I brushed past her, went through the kitchen and into the living room to the wet bar. Wonder of wonders, the screeching parrot didn’t fly in after me. The first scotch went down quick and hot, like swallowing fire. I coughed and poured another and sank into my chair to drink it more slowly. The glass was half empty when I heard Ramona moving around in the kitchen, then bumping through the door into the living room.
“George.”
The way she said my name made me look up. And all the skin on my back, my neck, my scalp seemed to curl upward. The glass fell out of my hand, splashing scotch over my lap; I barely noticed as I lurched to my feet.
“I opened the trunk of your car,” she said in a voice I’d never heard her use before. “I thought I’d be nice and bring in your bag.”
She was standing there with one of the new suitcases in her left hand. In her right were two of the banded packets of $100 bills.
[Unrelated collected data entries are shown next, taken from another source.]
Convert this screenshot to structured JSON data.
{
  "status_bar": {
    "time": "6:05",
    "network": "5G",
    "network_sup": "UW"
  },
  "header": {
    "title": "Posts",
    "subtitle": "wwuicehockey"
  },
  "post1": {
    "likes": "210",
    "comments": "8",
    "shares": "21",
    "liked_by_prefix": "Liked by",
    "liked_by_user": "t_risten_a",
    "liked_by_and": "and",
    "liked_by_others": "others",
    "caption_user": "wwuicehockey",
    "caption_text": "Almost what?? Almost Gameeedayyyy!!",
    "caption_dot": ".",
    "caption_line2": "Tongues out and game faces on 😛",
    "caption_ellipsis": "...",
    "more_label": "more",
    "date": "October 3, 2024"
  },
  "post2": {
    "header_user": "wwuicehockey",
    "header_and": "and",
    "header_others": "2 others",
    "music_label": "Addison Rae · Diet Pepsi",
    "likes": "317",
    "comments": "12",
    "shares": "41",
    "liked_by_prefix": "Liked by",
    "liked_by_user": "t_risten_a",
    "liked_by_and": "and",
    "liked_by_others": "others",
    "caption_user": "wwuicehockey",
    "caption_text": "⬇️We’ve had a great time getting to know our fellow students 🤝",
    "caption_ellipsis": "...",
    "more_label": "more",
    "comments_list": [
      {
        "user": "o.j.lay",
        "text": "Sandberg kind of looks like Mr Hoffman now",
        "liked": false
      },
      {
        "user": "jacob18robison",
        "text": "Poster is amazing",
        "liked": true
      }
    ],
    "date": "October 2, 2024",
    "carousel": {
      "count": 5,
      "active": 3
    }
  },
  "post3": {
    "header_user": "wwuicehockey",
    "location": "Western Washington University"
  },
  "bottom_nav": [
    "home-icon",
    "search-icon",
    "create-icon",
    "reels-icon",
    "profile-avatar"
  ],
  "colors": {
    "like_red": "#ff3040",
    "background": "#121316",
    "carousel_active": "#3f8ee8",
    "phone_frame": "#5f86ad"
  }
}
When my pager went off I was waiting with Thayer and Verne Erickson at the hospital, the sheriff standing off by himself and being pissed at me again because I’d asked Verne to ride with us on the transfer. Thayer and I were like gasoline and fire; Verne’s presence would keep us from setting each other off. What we’d been waiting for the past fifteen minutes was for Faith to finish his phone call. He was inside the resident physician’s office, visible to us through a glass partition, facing away and holding the receiver tight to his ear.
I left Verne to keep watch on him and called the station from the head nurse’s desk. Della Feldman had relieved Lou Files. She said, “What’s keeping you, Chief?”
“Faith. He demanded his one call as soon as Verne and I walked in. Changed his mind all of a sudden, Christ knows why. He’s still not talking to us.”
“Lawyer?”
“What else. One of the doctors gave him the name of a criminal attorney in Santa Rosa. He didn’t want anybody from Pomo County.”
“Can you hurry him up?”
“Why?”
“Big crowd outside already and getting bigger by the minute.”